Personal data held by Walsh Training Solutions which has served the purpose for which it was collected must be destroyed. Likewise, personal data on which a legitimate right of erasure claim has been made must also be destroyed.

The destruction of personal data stored in paper form must be conducted by shredding, either by Walsh Training Solutions or a shredding service contracted for this purpose. Where personal data is stored electronically, care must be taken to ensure it is properly and entirely deleted from all sources and by all employees of Walsh Training Solutions.

In the event of legal proceedings being launched against Walsh Training Solutions, Walsh Training solutions cease any data destruction operations currently underway. Destruction should resume as soon as legal proceedings have come to a close.

8. Data Retention Periods

Different categories of personal data must be retained by Walsh Training Solutions for different periods of time in order to fulfil their purpose. In general, records should not be retained if there is no clear business reason for doing so.

9. Data Breaches

A “personal data breach” is defined as “a breach of security leading to the accidental or unlawful destruction, loss, alteration, unauthorised disclosure of, or access to, personal data transmitted, stored or otherwise processed” by Walsh Training Solutions. Data breaches can be large or small in scale: for instance, accidentally sending an email to the wrong recipient.

In the event any member of staff becomes aware of a possible personal data breach, however small, they must inform Paul Walsh without delay.

Upon being notified of a potential personal data breach, Paul Walsh, as data protection officer must determine the following:

i. Whether there has been a breach of personal data held by Walsh Training Solutions or, if this cannot be definitively proven, whether it is likely such a breach has occurred;
ii. Whether this breach or likely breach is damaging to the individuals whose personal data has been compromised;
iii.
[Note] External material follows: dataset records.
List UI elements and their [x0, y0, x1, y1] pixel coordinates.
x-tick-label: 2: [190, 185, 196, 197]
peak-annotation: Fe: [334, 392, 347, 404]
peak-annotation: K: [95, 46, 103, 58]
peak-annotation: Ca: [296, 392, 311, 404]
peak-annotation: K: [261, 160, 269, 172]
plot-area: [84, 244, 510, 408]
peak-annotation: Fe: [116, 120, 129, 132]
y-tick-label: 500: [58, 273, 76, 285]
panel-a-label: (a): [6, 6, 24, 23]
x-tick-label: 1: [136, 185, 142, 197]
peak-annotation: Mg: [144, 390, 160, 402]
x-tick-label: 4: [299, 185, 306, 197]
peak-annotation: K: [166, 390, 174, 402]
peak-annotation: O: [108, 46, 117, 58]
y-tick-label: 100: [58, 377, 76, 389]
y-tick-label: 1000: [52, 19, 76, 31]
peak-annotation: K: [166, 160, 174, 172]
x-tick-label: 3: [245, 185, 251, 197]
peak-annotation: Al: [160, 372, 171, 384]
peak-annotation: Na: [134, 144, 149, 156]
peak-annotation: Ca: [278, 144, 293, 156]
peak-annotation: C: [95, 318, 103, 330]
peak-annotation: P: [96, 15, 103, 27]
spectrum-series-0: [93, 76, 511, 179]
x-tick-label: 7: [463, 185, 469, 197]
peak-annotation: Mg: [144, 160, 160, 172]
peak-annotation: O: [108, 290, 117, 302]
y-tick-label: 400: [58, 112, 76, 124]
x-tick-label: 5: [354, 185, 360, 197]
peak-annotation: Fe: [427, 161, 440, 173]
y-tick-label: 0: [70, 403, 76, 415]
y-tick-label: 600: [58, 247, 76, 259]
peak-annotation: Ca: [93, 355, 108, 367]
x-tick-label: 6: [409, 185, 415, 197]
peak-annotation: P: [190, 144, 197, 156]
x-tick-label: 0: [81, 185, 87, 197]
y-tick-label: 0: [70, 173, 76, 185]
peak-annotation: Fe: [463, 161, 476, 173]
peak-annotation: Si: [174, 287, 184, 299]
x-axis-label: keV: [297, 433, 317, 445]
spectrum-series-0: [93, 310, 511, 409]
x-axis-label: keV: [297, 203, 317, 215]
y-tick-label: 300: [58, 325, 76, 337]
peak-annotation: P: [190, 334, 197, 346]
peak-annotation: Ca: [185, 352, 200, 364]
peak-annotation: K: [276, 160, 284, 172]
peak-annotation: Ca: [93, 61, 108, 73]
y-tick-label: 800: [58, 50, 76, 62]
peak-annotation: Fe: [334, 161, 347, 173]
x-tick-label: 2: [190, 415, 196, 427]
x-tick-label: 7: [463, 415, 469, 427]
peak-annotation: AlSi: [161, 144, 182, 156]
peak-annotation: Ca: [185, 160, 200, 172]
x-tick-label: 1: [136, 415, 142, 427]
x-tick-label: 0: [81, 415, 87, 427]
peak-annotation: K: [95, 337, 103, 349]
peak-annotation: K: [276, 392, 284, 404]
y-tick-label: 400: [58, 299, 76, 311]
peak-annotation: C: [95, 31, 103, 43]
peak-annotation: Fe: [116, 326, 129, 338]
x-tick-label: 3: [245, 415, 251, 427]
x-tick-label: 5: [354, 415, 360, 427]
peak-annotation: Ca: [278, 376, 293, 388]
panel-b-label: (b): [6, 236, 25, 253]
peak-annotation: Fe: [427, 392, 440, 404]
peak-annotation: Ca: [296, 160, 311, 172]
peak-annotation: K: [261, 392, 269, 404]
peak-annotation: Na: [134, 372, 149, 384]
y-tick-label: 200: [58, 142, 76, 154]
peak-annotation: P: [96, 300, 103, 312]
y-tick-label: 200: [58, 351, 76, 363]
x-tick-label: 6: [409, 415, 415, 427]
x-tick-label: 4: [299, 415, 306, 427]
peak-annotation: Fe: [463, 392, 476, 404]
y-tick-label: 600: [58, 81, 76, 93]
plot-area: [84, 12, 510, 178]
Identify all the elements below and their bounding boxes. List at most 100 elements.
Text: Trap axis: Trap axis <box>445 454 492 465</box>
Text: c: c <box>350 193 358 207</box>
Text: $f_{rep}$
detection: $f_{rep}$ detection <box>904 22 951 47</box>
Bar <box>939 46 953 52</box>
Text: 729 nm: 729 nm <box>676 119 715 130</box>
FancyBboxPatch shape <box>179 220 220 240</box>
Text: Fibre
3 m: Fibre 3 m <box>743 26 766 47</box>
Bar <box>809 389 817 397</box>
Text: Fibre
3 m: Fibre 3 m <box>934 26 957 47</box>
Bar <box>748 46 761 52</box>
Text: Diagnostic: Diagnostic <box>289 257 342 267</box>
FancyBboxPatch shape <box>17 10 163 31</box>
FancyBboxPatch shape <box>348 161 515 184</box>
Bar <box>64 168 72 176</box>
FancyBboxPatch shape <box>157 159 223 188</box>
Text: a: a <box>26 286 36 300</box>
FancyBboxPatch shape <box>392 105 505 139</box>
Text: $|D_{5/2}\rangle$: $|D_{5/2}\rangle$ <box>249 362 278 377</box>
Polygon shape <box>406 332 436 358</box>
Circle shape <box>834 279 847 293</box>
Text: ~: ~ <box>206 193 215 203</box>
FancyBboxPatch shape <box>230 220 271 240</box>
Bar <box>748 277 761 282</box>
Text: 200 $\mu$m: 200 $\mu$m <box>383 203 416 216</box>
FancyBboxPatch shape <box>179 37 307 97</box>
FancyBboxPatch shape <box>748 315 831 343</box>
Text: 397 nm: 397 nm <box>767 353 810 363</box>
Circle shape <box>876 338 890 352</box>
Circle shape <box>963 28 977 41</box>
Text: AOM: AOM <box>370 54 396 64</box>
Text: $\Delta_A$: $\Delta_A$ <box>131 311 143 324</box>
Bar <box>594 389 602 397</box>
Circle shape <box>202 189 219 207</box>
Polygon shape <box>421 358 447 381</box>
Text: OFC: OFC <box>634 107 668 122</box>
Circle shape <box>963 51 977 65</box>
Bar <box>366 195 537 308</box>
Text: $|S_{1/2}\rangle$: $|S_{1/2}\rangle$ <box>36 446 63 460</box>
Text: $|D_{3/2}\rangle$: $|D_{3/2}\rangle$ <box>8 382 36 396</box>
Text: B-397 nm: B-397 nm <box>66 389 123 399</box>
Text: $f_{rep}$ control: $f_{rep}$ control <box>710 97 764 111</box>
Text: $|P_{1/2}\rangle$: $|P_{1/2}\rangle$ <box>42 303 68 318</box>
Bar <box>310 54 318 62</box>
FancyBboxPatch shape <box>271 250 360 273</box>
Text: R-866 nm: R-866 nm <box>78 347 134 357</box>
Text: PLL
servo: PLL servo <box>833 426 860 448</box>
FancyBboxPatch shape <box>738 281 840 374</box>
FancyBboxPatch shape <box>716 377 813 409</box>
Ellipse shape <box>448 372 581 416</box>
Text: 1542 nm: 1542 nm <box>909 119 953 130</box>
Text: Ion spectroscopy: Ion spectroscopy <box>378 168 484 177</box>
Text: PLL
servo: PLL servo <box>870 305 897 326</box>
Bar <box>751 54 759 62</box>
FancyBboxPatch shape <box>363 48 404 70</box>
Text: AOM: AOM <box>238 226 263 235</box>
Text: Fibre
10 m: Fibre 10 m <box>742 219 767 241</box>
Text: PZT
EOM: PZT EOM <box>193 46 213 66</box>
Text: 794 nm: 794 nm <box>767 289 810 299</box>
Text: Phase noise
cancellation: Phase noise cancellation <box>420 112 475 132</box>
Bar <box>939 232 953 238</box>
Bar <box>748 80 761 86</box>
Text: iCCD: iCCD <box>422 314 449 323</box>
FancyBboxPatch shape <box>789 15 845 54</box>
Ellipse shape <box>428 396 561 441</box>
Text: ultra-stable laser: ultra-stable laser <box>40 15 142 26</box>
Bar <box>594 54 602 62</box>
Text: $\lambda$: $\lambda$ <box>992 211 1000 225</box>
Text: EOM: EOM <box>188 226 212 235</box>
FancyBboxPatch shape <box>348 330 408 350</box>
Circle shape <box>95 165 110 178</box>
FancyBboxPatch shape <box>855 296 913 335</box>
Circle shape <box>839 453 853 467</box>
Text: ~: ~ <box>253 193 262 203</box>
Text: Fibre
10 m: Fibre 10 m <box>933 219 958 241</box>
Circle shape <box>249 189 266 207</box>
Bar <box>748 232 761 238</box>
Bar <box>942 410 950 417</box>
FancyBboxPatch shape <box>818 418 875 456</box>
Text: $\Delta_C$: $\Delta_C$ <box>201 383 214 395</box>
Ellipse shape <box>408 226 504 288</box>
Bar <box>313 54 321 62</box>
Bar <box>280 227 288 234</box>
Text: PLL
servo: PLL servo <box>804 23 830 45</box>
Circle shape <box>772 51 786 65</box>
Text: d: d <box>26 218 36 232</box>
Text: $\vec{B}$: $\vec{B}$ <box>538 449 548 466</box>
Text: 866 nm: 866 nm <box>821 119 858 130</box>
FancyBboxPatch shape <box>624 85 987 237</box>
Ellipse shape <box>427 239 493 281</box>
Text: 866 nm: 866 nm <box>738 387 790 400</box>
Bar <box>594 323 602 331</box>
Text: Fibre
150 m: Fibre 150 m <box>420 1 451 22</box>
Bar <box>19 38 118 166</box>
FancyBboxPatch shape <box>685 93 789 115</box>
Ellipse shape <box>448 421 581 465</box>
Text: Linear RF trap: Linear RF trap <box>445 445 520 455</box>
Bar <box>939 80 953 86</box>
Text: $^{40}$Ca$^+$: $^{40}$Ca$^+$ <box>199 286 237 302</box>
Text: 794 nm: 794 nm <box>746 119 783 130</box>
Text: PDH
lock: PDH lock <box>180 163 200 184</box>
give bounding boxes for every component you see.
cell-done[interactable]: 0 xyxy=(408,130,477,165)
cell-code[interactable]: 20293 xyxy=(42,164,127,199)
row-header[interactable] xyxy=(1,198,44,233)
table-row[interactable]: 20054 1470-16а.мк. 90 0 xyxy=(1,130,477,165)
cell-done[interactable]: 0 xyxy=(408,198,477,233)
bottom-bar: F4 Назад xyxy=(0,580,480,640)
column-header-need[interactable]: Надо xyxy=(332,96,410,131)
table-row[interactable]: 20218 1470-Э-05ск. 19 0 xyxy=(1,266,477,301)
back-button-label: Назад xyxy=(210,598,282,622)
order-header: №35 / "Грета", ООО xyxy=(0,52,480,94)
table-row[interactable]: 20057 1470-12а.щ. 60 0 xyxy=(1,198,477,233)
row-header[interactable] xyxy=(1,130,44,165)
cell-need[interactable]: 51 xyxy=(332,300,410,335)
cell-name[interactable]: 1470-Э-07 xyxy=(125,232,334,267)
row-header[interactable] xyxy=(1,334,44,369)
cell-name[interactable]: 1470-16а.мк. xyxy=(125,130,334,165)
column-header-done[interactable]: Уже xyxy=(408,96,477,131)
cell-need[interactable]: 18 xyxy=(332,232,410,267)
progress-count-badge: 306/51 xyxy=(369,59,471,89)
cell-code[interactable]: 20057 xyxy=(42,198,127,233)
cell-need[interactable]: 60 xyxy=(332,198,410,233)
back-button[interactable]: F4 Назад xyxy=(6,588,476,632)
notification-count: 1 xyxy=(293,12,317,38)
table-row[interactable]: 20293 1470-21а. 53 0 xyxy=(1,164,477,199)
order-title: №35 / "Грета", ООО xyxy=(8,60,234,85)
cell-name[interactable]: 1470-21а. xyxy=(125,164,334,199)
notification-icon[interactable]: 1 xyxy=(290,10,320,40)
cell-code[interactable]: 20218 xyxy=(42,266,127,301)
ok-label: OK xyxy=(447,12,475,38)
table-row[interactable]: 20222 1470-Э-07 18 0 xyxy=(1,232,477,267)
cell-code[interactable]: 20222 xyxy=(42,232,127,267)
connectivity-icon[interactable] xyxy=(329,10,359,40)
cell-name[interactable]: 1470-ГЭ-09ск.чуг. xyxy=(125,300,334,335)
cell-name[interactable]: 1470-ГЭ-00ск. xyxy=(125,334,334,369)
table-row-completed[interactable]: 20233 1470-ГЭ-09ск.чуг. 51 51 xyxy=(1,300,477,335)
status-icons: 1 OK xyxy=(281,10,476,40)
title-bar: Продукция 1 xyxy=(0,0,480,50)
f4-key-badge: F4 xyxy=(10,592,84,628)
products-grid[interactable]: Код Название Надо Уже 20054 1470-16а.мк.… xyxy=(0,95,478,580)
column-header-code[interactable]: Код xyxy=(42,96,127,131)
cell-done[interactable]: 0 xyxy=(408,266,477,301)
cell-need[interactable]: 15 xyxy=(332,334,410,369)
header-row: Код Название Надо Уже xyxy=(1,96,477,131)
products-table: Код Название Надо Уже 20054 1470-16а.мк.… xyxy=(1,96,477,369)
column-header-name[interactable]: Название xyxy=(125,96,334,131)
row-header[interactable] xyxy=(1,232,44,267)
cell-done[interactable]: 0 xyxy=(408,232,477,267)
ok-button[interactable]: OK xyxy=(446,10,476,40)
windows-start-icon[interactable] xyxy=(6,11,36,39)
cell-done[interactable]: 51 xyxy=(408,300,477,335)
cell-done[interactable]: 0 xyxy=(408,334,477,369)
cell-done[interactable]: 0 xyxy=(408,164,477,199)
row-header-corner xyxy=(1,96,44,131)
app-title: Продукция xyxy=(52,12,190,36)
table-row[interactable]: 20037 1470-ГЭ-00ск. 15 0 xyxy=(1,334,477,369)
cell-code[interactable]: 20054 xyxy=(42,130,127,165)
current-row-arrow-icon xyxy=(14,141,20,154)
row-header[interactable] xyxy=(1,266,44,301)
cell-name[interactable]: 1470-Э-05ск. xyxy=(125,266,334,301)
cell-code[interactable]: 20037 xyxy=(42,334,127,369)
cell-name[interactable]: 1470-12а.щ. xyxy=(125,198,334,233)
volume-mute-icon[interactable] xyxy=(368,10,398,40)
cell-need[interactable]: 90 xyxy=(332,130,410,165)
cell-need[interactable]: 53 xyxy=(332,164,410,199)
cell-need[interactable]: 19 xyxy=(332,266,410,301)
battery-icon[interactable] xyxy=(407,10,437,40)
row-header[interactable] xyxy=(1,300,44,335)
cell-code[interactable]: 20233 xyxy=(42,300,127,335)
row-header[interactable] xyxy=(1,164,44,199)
As far as possible, who accessed what data and when, how that data is being used, and which individuals are likely to be affected.
iv. The data protection officer must assess whether the data breach is significant enough to bring to the attention of the Data Protection Commission and if so must inform the Commission within 72 hours. If, for whatever reason, the Data Protection Commission is not notified within 72 hours, the Data Protection Officer must include reasons for the delay with their submission. The Data Protection Officer will also inform the affected individuals whose data has been compromised.

The DPO’s notification must include the following information:

i. A description of the nature of the breach including, if possible, the categories and approximate numbers of individual data subjects and/or data records involved;
ii. The name and contact details of the data protection officer or another person who can be contacted for more information;
iii. The likely consequences arising from the breach;
iv. A summary of the measures taken and proposed to be taken to address the breach and, where possible, to mitigate its possible effects.
v. Once all relevant parties have been informed, the data protection officer will work to implement the proposed measures to address the personal data breach, including revision of policies and practices as necessary.

10. Data Sharing

In some cases, Walsh Training Solutions may engage in relationships with other organisations in which data is shared between both parties, e.g. sharing of data with awarding and regulatory bodies for certification of courses. The sharing of data will only occur where consent has been obtained from the data subject or where it is required by law or regulation.